Pour lui les interventions gouvernementales sont le principal obstacle à l'innovation. La trop grande présence de l'État restreint l'accès et la créativité. Et de citer l’exemple d’Uber qui doit son développement à des idées nouvelles comme l’économie du partage, mais qui se retrouve aujourd’hui bloqué par des États et des gouvernements locaux.

Des dirigeants américains de moins en moins audacieux

Tyler Cowen met aussi en cause les dirigeants qu’il trouve peu audacieux dans de nombreux secteurs de l’industrie. "La pensée de l'industrie est acceptée comme la norme - une norme que l’on ne doit pas déranger" précise-t-il.

Certes la créativité, les innovations et la pensée "en dehors de la boîte" figurent parmi les thèmes à la mode, mais ils sont très mal compris et rarement suivis. Cowen explique que le zèle évolutionniste des années 60 s’est retourné contre lui-même. Les hommes aujourd’hui préfèrent éviter le changement et être confrontés aux difficultés. D’où la naissance de cette génération plan-plan.

Il n’oublie pas dans son ouvrage d’en mettre une couche sur l’éducation trop conformiste qui n’engendre plus de penseurs ni des preneurs de risques. "Nous honorons les entrepreneurs et les innovateurs, mais nous créons une mentalité d'aversion au risque où domine le calme et la sécurité". Et de commenter "les années 2010 sont en voie d'être la génération la moins entrepreneuriale de l'histoire récente".

Toujours trop de politiquement correct

S’il ne donne pas clairement des recettes pour sortir de cette ornière du politiquement correct, Cowen cite la Chine comme un exemple de dynamisme. "La Chine rencontre de sérieux problèmes économiques.
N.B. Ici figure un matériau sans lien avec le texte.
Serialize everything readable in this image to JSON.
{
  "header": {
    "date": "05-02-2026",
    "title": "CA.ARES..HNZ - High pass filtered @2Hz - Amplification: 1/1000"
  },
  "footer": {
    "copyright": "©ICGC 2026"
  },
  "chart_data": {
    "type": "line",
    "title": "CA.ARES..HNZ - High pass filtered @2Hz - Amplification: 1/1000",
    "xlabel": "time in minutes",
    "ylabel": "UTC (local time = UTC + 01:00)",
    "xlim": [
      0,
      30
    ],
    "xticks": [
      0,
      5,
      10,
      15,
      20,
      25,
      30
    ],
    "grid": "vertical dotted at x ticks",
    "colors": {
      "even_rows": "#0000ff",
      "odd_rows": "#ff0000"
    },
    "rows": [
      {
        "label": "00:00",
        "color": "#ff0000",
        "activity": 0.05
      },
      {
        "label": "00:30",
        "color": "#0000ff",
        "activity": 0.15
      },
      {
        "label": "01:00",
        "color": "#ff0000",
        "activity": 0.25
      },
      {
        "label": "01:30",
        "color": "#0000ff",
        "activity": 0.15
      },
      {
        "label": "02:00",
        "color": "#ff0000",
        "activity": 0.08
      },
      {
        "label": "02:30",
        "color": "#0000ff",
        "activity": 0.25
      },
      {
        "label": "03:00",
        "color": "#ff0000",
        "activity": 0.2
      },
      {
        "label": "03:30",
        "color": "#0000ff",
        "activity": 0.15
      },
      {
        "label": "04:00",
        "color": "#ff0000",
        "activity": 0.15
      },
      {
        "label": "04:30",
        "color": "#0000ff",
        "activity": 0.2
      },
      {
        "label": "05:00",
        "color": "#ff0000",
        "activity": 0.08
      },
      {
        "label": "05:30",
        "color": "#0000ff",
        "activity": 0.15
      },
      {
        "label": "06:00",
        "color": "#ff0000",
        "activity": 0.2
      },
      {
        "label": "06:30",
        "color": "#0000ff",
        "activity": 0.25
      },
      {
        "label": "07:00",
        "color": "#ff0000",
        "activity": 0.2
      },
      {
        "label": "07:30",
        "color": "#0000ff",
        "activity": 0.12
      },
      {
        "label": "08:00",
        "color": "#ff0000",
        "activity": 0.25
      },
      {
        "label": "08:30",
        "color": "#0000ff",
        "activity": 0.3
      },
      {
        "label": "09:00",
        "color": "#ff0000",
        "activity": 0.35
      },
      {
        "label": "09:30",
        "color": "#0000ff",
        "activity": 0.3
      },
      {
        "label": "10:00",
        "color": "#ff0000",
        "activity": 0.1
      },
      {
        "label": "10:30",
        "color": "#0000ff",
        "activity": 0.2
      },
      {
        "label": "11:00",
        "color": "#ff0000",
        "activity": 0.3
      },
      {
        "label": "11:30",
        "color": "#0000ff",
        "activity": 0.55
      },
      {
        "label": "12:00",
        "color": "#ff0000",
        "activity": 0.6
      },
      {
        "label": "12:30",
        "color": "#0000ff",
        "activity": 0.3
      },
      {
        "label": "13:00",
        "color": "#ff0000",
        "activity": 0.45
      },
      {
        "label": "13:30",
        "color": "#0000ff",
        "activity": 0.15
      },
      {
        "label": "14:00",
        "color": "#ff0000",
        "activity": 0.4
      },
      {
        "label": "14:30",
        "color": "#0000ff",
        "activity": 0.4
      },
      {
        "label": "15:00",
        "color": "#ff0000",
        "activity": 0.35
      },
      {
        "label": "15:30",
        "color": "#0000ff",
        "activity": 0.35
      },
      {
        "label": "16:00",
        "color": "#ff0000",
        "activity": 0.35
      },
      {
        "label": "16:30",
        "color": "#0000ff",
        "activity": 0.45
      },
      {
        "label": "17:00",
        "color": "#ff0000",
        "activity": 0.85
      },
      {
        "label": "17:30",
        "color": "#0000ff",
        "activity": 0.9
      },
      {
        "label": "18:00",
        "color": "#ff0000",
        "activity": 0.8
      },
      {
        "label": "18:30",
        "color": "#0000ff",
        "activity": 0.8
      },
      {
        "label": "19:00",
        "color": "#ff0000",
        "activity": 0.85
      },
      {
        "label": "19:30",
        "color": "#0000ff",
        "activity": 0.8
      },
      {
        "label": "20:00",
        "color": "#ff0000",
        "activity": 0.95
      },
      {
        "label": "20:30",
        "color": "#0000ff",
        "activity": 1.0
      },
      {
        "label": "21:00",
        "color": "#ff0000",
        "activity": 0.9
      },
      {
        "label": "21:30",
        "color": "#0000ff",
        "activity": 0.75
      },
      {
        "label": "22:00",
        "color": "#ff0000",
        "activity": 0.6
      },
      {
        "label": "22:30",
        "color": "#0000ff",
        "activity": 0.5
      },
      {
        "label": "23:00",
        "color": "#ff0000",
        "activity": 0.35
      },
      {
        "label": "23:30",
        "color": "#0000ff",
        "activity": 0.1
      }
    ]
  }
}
Mais malgré ses défauts, la Chine quand vous la quittez ne ressemble jamais à la Chine que vous retrouvez en vous y rendant à nouveau quelques mois plus tard ".

Il compare ce dynamisme aux freins rencontrés aux Etats-Unis où municipalités et même électeurs ralentissent la croissance en mettant en oeuvre des réglementations complexes, en rajoutant toujours plus de restrictions. "Toutes ces protestations sont des obstacles à la croissance", conclut Tyler Cowen. Pour lui, la croissance doit dépendre davantage des idées que du capital, des institutions et des politiques économiques.